L’on sait aussi que le statut phallophore que prend l’enfant, dans une société ou une culture donnée, peut informer sur la place qu’y prend le phallique au regard du féminin et du masculin. L’enfant, né garçon, se retrouve souvent dépositaire de la marque phallophore alors même que le phallique n’est nullement affaire de genre, de nature ou de sexe.

Cette place donnée à l’enfant garçon a des conséquences sur les différentes versions de l’amour entre homme et femme.

Que dire alors des mots dans la langue qui idéalisent le masculin alors que le féminin est, lui, renvoyé à une présence démoniaque, angoissante et intouchable.In fine, des femmes témoignent d’une jouissance particulière pendant leur grossesse, « plénitude » en est le signifiant souvent énoncé.
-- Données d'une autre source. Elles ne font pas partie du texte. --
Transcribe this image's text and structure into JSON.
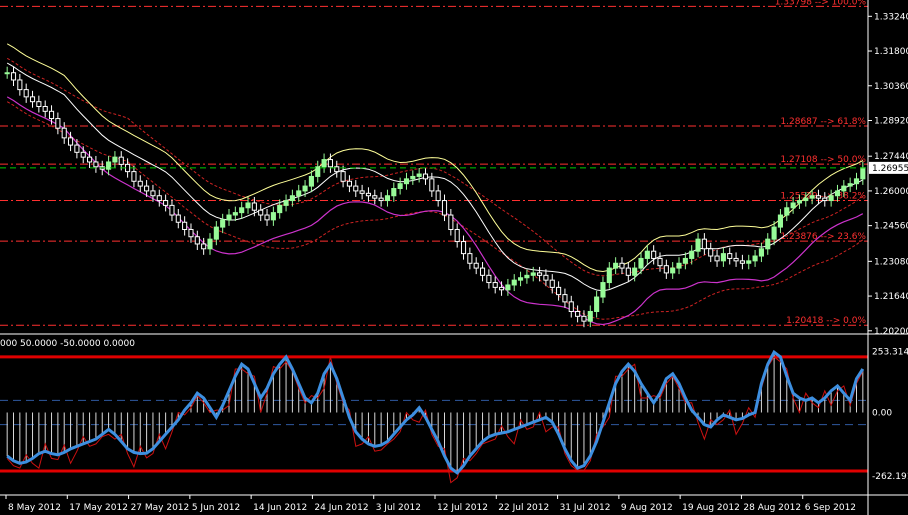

Cette jouissance éprouvée comme telle peut aussi propulser certaines d’entre elles vers une réitération ou plutôt une solution itérative d’une grossesse pour combler le manque à être qui habite tout un chacun. Aux prises avec cette plénitude, il arrive aussi que des femmes dérivent jusqu’à la mélancolie ou le délire quand elles se retrouvent exposées au vide laissé en elles par la naissance de l’enfant.

Etre mère et rester femme peut se comprendre comme une certaine forme d’accomplissement pour une femme. Rester femme suppose que le désir d’une femme ne soit pas uniquement orienté vers la maternité comme créativité mais est ouvert à d’autres modes de sublimations, ne serait-ce entre autres de ne pas déserter l’érogénéité de son corps propre comme circulation dans l’échange amoureux.Tout cela nous amène à pose le quadripode suivant – mère, matriciel, maternel, féminin – qui peut éclairer la confrontation de la femme à la réalisation de son être au monde.

Ce quadripode se questionne avec ce que propose François Perrier dans son séminaire sur L’amour : « Il faut toujours en passer par la mère et par la grand’mère pour comprendre quelque chose de ce qui passe chez la femme », en somme il ‘agit d’interroger l’inceste entre fille- mère- grand-mère pour comprendre ce qui structure l’être-femme. Journée d’études de l’AFPEC « Devenir mère, rester femme », Février 2018.